D'autres libérales, comme Martha Nussbaum (Okin, 1999), argumentent sur le fait que la liberté religieuse est au cœur de la démocratie pluraliste, parce qu'elle est ,ce que les différents citoyens et communautés créent et vivent dans leur conception du bon, du civil et du privé. Pour Nussbaum, les valeurs libérales comme l'égalité sont des biens politiques essentiels - mais elles ne sont pas des fins morales. Finalement, nous devons faire de la place pour des modernités plurielles, au lieu d'installer un faux désaccord entre la tradition et la modernité.

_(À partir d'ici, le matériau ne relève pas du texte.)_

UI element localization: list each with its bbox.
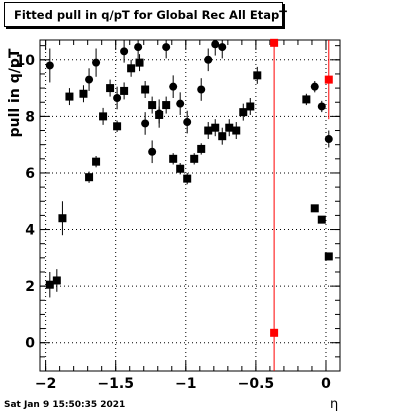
data-point-square: [302, 95, 311, 104]
data-point-square: [204, 126, 213, 135]
data-point-square: [197, 144, 206, 153]
data-point-square: [246, 102, 255, 111]
y-tick-label: 6: [25, 166, 35, 182]
data-point-square: [162, 101, 171, 110]
data-point-circle: [218, 43, 227, 52]
data-point-square: [310, 204, 319, 213]
data-point-square: [190, 154, 199, 163]
data-point-square: [58, 214, 67, 223]
data-point-circle: [324, 135, 333, 144]
data-point-circle: [197, 85, 206, 94]
data-point-square: [324, 75, 333, 84]
data-point-square: [239, 108, 248, 117]
data-point-square: [45, 280, 54, 289]
data-point-circle: [204, 55, 213, 64]
data-point-square: [183, 174, 192, 183]
data-point-circle: [45, 61, 54, 70]
x-tick-label: −1: [175, 376, 196, 392]
data-point-square: [232, 126, 241, 135]
data-point-square: [317, 215, 326, 224]
x-tick-label: −0.5: [238, 376, 275, 392]
frame: [39, 39, 341, 372]
data-point-square: [52, 276, 61, 285]
data-point-square: [92, 157, 101, 166]
data-point-square: [211, 123, 220, 132]
data-point-circle: [92, 58, 101, 67]
data-point-circle: [113, 93, 122, 102]
data-point-circle: [85, 75, 94, 84]
data-point-square: [270, 38, 279, 47]
data-point-circle: [183, 118, 192, 127]
data-point-square: [253, 71, 262, 80]
title-box: Fitted pull in q/pT for Global Rec All E…: [4, 2, 287, 27]
y-tick-label: 10: [16, 53, 36, 69]
data-point-square: [225, 123, 234, 132]
data-point-circle: [120, 47, 129, 56]
y-tick-label: 0: [25, 336, 35, 352]
data-point-square: [176, 164, 185, 173]
data-point-circle: [310, 82, 319, 91]
data-point-circle: [169, 82, 178, 91]
data-point-square: [65, 92, 74, 101]
data-point-circle: [148, 147, 157, 156]
x-axis-label: η: [330, 397, 339, 412]
data-point-square: [148, 101, 157, 110]
data-point-circle: [141, 119, 150, 128]
x-tick-label: −2: [35, 376, 56, 392]
x-tick-label: −1.5: [97, 376, 134, 392]
data-point-circle: [211, 40, 220, 49]
data-point-square: [169, 154, 178, 163]
data-point-square: [324, 252, 333, 261]
data-point-square: [127, 64, 136, 73]
data-point-circle: [176, 99, 185, 108]
data-point-circle: [317, 102, 326, 111]
grid: [40, 40, 340, 371]
y-axis-label: pull in q/pT: [7, 48, 23, 138]
data-marks: [45, 38, 333, 371]
data-point-square: [270, 328, 279, 337]
data-point-circle: [134, 43, 143, 52]
data-point-circle: [155, 109, 164, 118]
data-point-circle: [162, 43, 171, 52]
data-point-square: [99, 112, 108, 121]
y-tick-label: 2: [25, 279, 35, 295]
y-tick-label: 8: [25, 109, 35, 125]
timestamp: Sat Jan 9 15:50:35 2021: [4, 400, 126, 410]
data-point-square: [113, 122, 122, 131]
x-tick-label: 0: [321, 376, 331, 392]
chart-title: Fitted pull in q/pT for Global Rec All E…: [14, 8, 288, 22]
data-point-square: [135, 58, 144, 67]
data-point-square: [120, 86, 129, 95]
axis-ticks: −2 −1.5 −1 −0.5 0 0 2 4 6 8 10: [16, 40, 340, 392]
data-point-square: [141, 85, 150, 94]
y-tick-label: 4: [25, 223, 35, 239]
data-point-square: [79, 89, 88, 98]
data-point-square: [85, 173, 94, 182]
data-point-square: [218, 132, 227, 141]
data-point-square: [106, 84, 115, 93]
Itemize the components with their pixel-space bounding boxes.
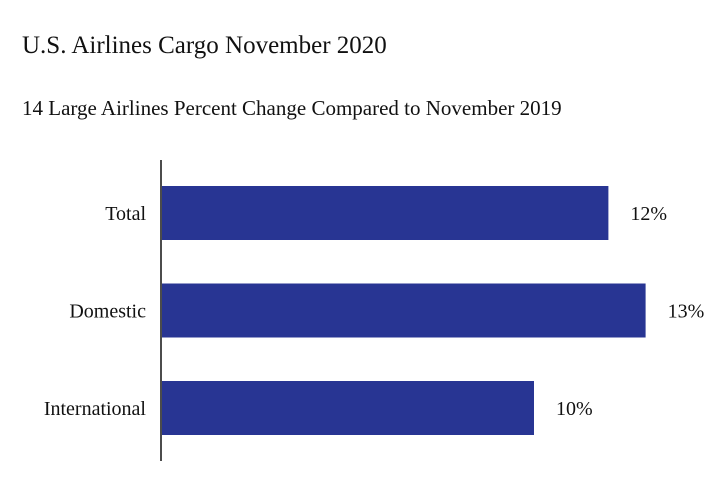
category-label-international: International [44, 398, 147, 420]
value-label-total: 12% [630, 203, 667, 225]
bar-international [162, 381, 534, 435]
value-label-international: 10% [556, 398, 593, 420]
value-label-domestic: 13% [668, 301, 705, 323]
category-label-domestic: Domestic [69, 301, 146, 323]
bars-group: Total 12% Domestic 13% International 10% [44, 186, 704, 435]
bar-domestic [162, 283, 646, 338]
chart-title: U.S. Airlines Cargo November 2020 [22, 32, 387, 59]
category-label-total: Total [105, 203, 146, 225]
bar-total [162, 186, 609, 240]
chart-subtitle: 14 Large Airlines Percent Change Compare… [22, 96, 562, 120]
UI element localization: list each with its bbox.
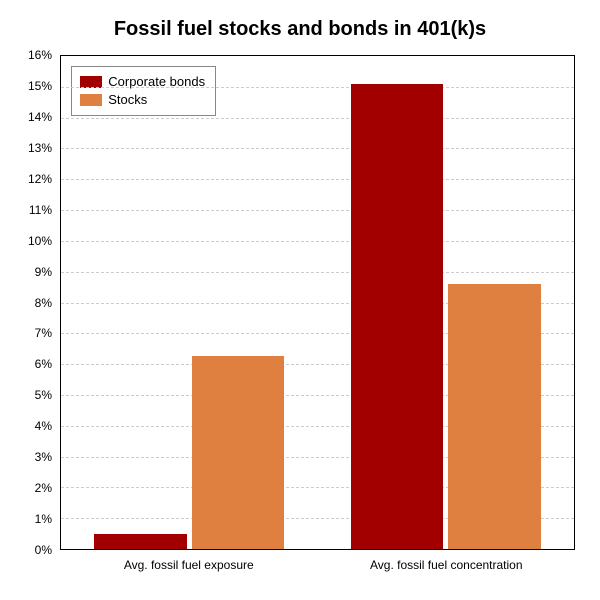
bar [351,84,443,549]
y-tick-label: 8% [35,296,52,310]
legend-swatch [80,94,102,106]
y-tick-label: 11% [29,203,52,217]
bar [448,284,540,549]
x-axis-labels: Avg. fossil fuel exposure Avg. fossil fue… [60,552,575,600]
y-tick-label: 16% [28,48,52,62]
y-tick-label: 14% [28,110,52,124]
gridline [61,148,574,149]
gridline [61,118,574,119]
chart-title: Fossil fuel stocks and bonds in 401(k)s [0,18,600,41]
y-tick-label: 10% [28,234,52,248]
y-tick-label: 7% [35,326,52,340]
bar [94,534,186,549]
legend-item: Corporate bonds [80,73,205,91]
y-tick-label: 12% [28,172,52,186]
y-tick-label: 4% [35,419,52,433]
gridline [61,210,574,211]
plot-area: Corporate bondsStocks [60,55,575,550]
legend: Corporate bondsStocks [71,66,216,116]
legend-item: Stocks [80,91,205,109]
gridline [61,272,574,273]
y-tick-label: 2% [35,481,52,495]
x-tick-label: Avg. fossil fuel exposure [124,558,254,572]
y-tick-label: 3% [35,450,52,464]
gridline [61,87,574,88]
y-tick-label: 1% [35,512,52,526]
legend-label: Stocks [108,91,147,109]
y-tick-label: 9% [35,265,52,279]
chart-container: Fossil fuel stocks and bonds in 401(k)s … [0,0,600,600]
legend-label: Corporate bonds [108,73,205,91]
y-tick-label: 6% [35,357,52,371]
gridline [61,179,574,180]
y-axis-labels: 0%1%2%3%4%5%6%7%8%9%10%11%12%13%14%15%16… [0,55,56,550]
x-tick-label: Avg. fossil fuel concentration [370,558,523,572]
y-tick-label: 0% [35,543,52,557]
bar [192,356,284,549]
y-tick-label: 15% [28,79,52,93]
gridline [61,241,574,242]
y-tick-label: 13% [28,141,52,155]
y-tick-label: 5% [35,388,52,402]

Pour Max Weber, la société industrialisée a ouvert la voie non seulement à la modernité capitaliste mais également à la défaite du patriarcat, et à la religion traditionnelle, par opposition à l'éthique protestante censément unique. Cela a nourrit les débuts du féminisme occidental dominant sur la modernité séculaire de genre.


Pourtant les 'filles de Shéhérazade', tel que le disciple Iranien Farzaneh Milani les décrts dans 'Veils and Words' 'Voiles et Monde' (1992), ont des histoires nombreuses et variées et qui ne s'adaptent pas dans le schéma occidental dominant. Peut-être que cette dérive est mieux capturée dans la formulation de la sociologue Nilufer Gole dans 'forbidden modern' de l’interdit moderne (1996) – de la femme voilée sophistiquée, qui menace non seulement les séculaires Kémalistes à Ankara, mais également les Jacobin séculaires à Paris.


Mais si l’action est la clef pour ressortir le féminisme, alors comment répondons-nous aux choix qui semblent se former par l’'action du patriarcat' ? Et que dire des autres «vecteurs» d'action ?


Pour réfléchir à ces questions et à d'autres aussi critiques, nous avons avec nous aujourd'hui une fille de Shéhérazade particulièrement distinguée, le Prof. Haleh Afshar, OBE.